O que se viu não foi apenas uma interpretação jurídica. Foi uma reescrita unilateral da própria engenharia constitucional que regula o equilíbrio entre os Poderes. Pior: uma reescrita feita por um dos atores diretamente interessados no tema. A lei de 1950 é explícita ao dizer que qualquer cidadão pode apresentar denúncia por crime de responsabilidade. O Senado, por sua vez, tem competência exclusiva para decidir sobre a admissibilidade. Ao suspender esse modelo, ainda que provisoriamente, Gilmar Mendes assume um protagonismo que ultrapassa a função de “guardião da Constituição” e invade o terreno do Legislativo.

A justificativa apresentada, a de que regras flexíveis poderiam incentivar “impugnações temerárias”, ignora um ponto essencial: o impeachment, assim como a denúncia popular, é um instrumento de controle democrático, e não um mecanismo para afastar ministros a qualquer custo. Transformá-lo em ferramenta inacessível é, no limite, retirar da sociedade a possibilidade de reagir a abusos. Quando só o PGR, cujo cargo depende politicamente do Presidente da República, tem poder para acionar o Senado, cria-se uma blindagem institucional que não serve ao interesse público, mas ao fechamento do sistema de autocontenção entre cúpulas.

Não por acaso, a reação no Congresso foi imediata. Parlamentares de diferentes espectros ideológicos apontaram o risco de permitir que um único ministro altere, sozinho, o funcionamento de um dos pilares da República. O deputado Nikolas Ferreira anunciou uma PEC para restabelecer o direito do cidadão; o Partido Novo fez o mesmo. Senadores como Rogério Marinho e Carlos Viana lembraram o óbvio: não existe poder acima da Constituição. A própria presidência do Senado advertiu que a relação entre os Poderes exige reciprocidade, e que qualquer tentativa de usurpar prerrogativas legislativas será enfrentada.

O gesto de Gilmar Mendes consolida, ainda, um movimento mais amplo: o avanço contínuo do STF sobre competências políticas. Essa tendência, já criticada por juristas no Brasil e no exterior, produz consequências perigosas. Quando o Judiciário expande sua autoridade sem contrapesos, cria-se um desequilíbrio que afeta não apenas o Senado, mas toda a arquitetura institucional. A longo prazo, esse tipo de intervenção enfraquece a legitimidade dos próprios ministros e estimula uma crise de confiança que coloca o país num ciclo de tensão permanente.

Em vez de reduzir conflitos, a liminar os alimenta. Em vez de proteger a democracia, ela limita a participação popular.
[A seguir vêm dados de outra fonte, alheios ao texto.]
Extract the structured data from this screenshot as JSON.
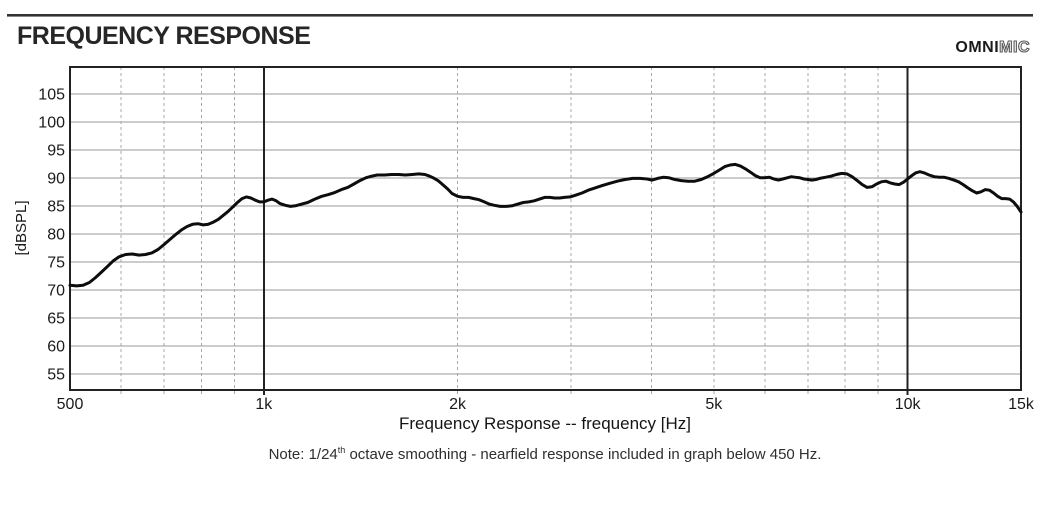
{
  "header": {
    "title": "FREQUENCY RESPONSE",
    "logo_solid": "OMNI",
    "logo_outline": "MIC"
  },
  "note": {
    "prefix": "Note: 1/24",
    "sup": "th",
    "suffix": " octave smoothing - nearfield response included in graph below 450 Hz."
  },
  "chart_data": {
    "type": "line",
    "xlabel": "Frequency Response -- frequency [Hz]",
    "ylabel": "[dBSPL]",
    "x_scale": "log",
    "xlim": [
      500,
      15000
    ],
    "ylim_view": [
      52.1,
      109.8
    ],
    "y_grid_values": [
      105,
      100,
      95,
      90,
      85,
      80,
      75,
      70,
      65,
      60,
      55
    ],
    "y_tick_labels": [
      "105",
      "100",
      "95",
      "90",
      "85",
      "80",
      "75",
      "70",
      "65",
      "60",
      "55"
    ],
    "x_ticks": [
      {
        "value": 500,
        "label": "500"
      },
      {
        "value": 1000,
        "label": "1k"
      },
      {
        "value": 2000,
        "label": "2k"
      },
      {
        "value": 5000,
        "label": "5k"
      },
      {
        "value": 10000,
        "label": "10k"
      },
      {
        "value": 15000,
        "label": "15k"
      }
    ],
    "x_solid_lines": [
      1000,
      10000
    ],
    "x_dashed_lines": [
      600,
      700,
      800,
      900,
      2000,
      3000,
      4000,
      5000,
      6000,
      7000,
      8000,
      9000
    ],
    "grid_on": true,
    "legend": "none",
    "colors": {
      "curve": "#0d0d0d",
      "h_grid": "#999999",
      "v_dash": "#a8a8a8",
      "axis_solid": "#222222",
      "tick_text": "#1a1a1a"
    },
    "series": [
      {
        "name": "frequency-response",
        "points": [
          [
            500,
            70.8
          ],
          [
            512,
            70.7
          ],
          [
            524,
            70.8
          ],
          [
            536,
            71.3
          ],
          [
            548,
            72.2
          ],
          [
            560,
            73.2
          ],
          [
            572,
            74.2
          ],
          [
            584,
            75.2
          ],
          [
            596,
            75.9
          ],
          [
            610,
            76.3
          ],
          [
            625,
            76.4
          ],
          [
            640,
            76.2
          ],
          [
            655,
            76.3
          ],
          [
            670,
            76.6
          ],
          [
            685,
            77.2
          ],
          [
            700,
            78.1
          ],
          [
            715,
            79.0
          ],
          [
            730,
            79.9
          ],
          [
            745,
            80.7
          ],
          [
            760,
            81.3
          ],
          [
            775,
            81.7
          ],
          [
            790,
            81.8
          ],
          [
            805,
            81.6
          ],
          [
            820,
            81.7
          ],
          [
            835,
            82.1
          ],
          [
            850,
            82.6
          ],
          [
            865,
            83.3
          ],
          [
            880,
            84.0
          ],
          [
            895,
            84.8
          ],
          [
            910,
            85.6
          ],
          [
            925,
            86.3
          ],
          [
            940,
            86.6
          ],
          [
            955,
            86.4
          ],
          [
            970,
            86.0
          ],
          [
            985,
            85.7
          ],
          [
            1000,
            85.7
          ],
          [
            1015,
            86.0
          ],
          [
            1030,
            86.2
          ],
          [
            1045,
            85.9
          ],
          [
            1060,
            85.4
          ],
          [
            1080,
            85.1
          ],
          [
            1100,
            84.9
          ],
          [
            1120,
            85.0
          ],
          [
            1145,
            85.3
          ],
          [
            1170,
            85.6
          ],
          [
            1200,
            86.2
          ],
          [
            1230,
            86.7
          ],
          [
            1260,
            87.0
          ],
          [
            1290,
            87.4
          ],
          [
            1320,
            87.9
          ],
          [
            1350,
            88.3
          ],
          [
            1380,
            88.9
          ],
          [
            1410,
            89.5
          ],
          [
            1440,
            90.0
          ],
          [
            1470,
            90.3
          ],
          [
            1500,
            90.5
          ],
          [
            1540,
            90.5
          ],
          [
            1580,
            90.6
          ],
          [
            1620,
            90.6
          ],
          [
            1660,
            90.5
          ],
          [
            1700,
            90.6
          ],
          [
            1740,
            90.7
          ],
          [
            1780,
            90.6
          ],
          [
            1810,
            90.3
          ],
          [
            1840,
            89.9
          ],
          [
            1870,
            89.4
          ],
          [
            1900,
            88.7
          ],
          [
            1930,
            88.0
          ],
          [
            1960,
            87.2
          ],
          [
            2000,
            86.7
          ],
          [
            2040,
            86.5
          ],
          [
            2080,
            86.5
          ],
          [
            2120,
            86.3
          ],
          [
            2160,
            86.1
          ],
          [
            2200,
            85.7
          ],
          [
            2240,
            85.3
          ],
          [
            2280,
            85.1
          ],
          [
            2330,
            84.9
          ],
          [
            2380,
            84.9
          ],
          [
            2430,
            85.0
          ],
          [
            2480,
            85.3
          ],
          [
            2530,
            85.6
          ],
          [
            2580,
            85.7
          ],
          [
            2630,
            85.9
          ],
          [
            2680,
            86.2
          ],
          [
            2730,
            86.5
          ],
          [
            2780,
            86.5
          ],
          [
            2830,
            86.4
          ],
          [
            2880,
            86.4
          ],
          [
            2930,
            86.5
          ],
          [
            2990,
            86.6
          ],
          [
            3050,
            86.9
          ],
          [
            3120,
            87.3
          ],
          [
            3190,
            87.8
          ],
          [
            3270,
            88.2
          ],
          [
            3350,
            88.6
          ],
          [
            3440,
            89.0
          ],
          [
            3540,
            89.4
          ],
          [
            3640,
            89.7
          ],
          [
            3740,
            89.9
          ],
          [
            3840,
            89.9
          ],
          [
            3940,
            89.8
          ],
          [
            4010,
            89.6
          ],
          [
            4090,
            89.9
          ],
          [
            4170,
            90.1
          ],
          [
            4260,
            90.0
          ],
          [
            4350,
            89.7
          ],
          [
            4450,
            89.5
          ],
          [
            4560,
            89.4
          ],
          [
            4670,
            89.4
          ],
          [
            4780,
            89.7
          ],
          [
            4890,
            90.2
          ],
          [
            5000,
            90.8
          ],
          [
            5100,
            91.4
          ],
          [
            5200,
            92.0
          ],
          [
            5300,
            92.3
          ],
          [
            5400,
            92.4
          ],
          [
            5500,
            92.1
          ],
          [
            5600,
            91.6
          ],
          [
            5700,
            91.0
          ],
          [
            5800,
            90.4
          ],
          [
            5900,
            90.0
          ],
          [
            6000,
            90.0
          ],
          [
            6100,
            90.1
          ],
          [
            6200,
            89.8
          ],
          [
            6300,
            89.6
          ],
          [
            6400,
            89.8
          ],
          [
            6500,
            90.0
          ],
          [
            6600,
            90.2
          ],
          [
            6700,
            90.1
          ],
          [
            6800,
            90.0
          ],
          [
            6900,
            89.8
          ],
          [
            7000,
            89.7
          ],
          [
            7100,
            89.6
          ],
          [
            7200,
            89.7
          ],
          [
            7300,
            89.9
          ],
          [
            7450,
            90.1
          ],
          [
            7600,
            90.3
          ],
          [
            7750,
            90.6
          ],
          [
            7900,
            90.8
          ],
          [
            8050,
            90.7
          ],
          [
            8200,
            90.2
          ],
          [
            8350,
            89.5
          ],
          [
            8500,
            88.8
          ],
          [
            8650,
            88.3
          ],
          [
            8800,
            88.4
          ],
          [
            8950,
            88.9
          ],
          [
            9100,
            89.3
          ],
          [
            9250,
            89.4
          ],
          [
            9400,
            89.1
          ],
          [
            9550,
            88.9
          ],
          [
            9700,
            88.8
          ],
          [
            9850,
            89.2
          ],
          [
            10000,
            89.8
          ],
          [
            10150,
            90.4
          ],
          [
            10300,
            90.9
          ],
          [
            10450,
            91.1
          ],
          [
            10600,
            90.9
          ],
          [
            10800,
            90.5
          ],
          [
            11000,
            90.2
          ],
          [
            11200,
            90.1
          ],
          [
            11400,
            90.1
          ],
          [
            11600,
            89.9
          ],
          [
            11800,
            89.6
          ],
          [
            12000,
            89.3
          ],
          [
            12200,
            88.8
          ],
          [
            12400,
            88.2
          ],
          [
            12600,
            87.7
          ],
          [
            12800,
            87.3
          ],
          [
            13000,
            87.5
          ],
          [
            13200,
            87.9
          ],
          [
            13400,
            87.8
          ],
          [
            13600,
            87.3
          ],
          [
            13800,
            86.7
          ],
          [
            14000,
            86.3
          ],
          [
            14200,
            86.3
          ],
          [
            14400,
            86.2
          ],
          [
            14600,
            85.7
          ],
          [
            14800,
            84.9
          ],
          [
            15000,
            83.9
          ]
        ]
      }
    ]
  }
}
Em vez de garantir harmonia entre os Poderes, reforça a impressão de que existe um grupo imune à fiscalização, um poder que se autodefine e se autoprotege, alheio à Constituição que deveria respeitar.

A democracia não se desgasta apenas com rupturas abruptas. Ela se corrói de forma silenciosa, ato a ato, decisão a decisão, quando mecanismos de controle vão sendo removidos e o debate público é substituído por canetadas solitárias. Por isso, independentemente do julgamento final do STF, é fundamental que o Parlamento e a sociedade permaneçam vigilantes. O Brasil não pode naturalizar movimentos que concentram poder e diminuem a capacidade de questionamento, especialmente quando vêm de quem deveria ser o primeiro a zelar pelo equilíbrio institucional.

O episódio é grave. E seu impacto vai muito além de uma disputa momentânea: ele redefine, na prática, quem pode controlar quem. E esse é um risco que o país não pode ignorar.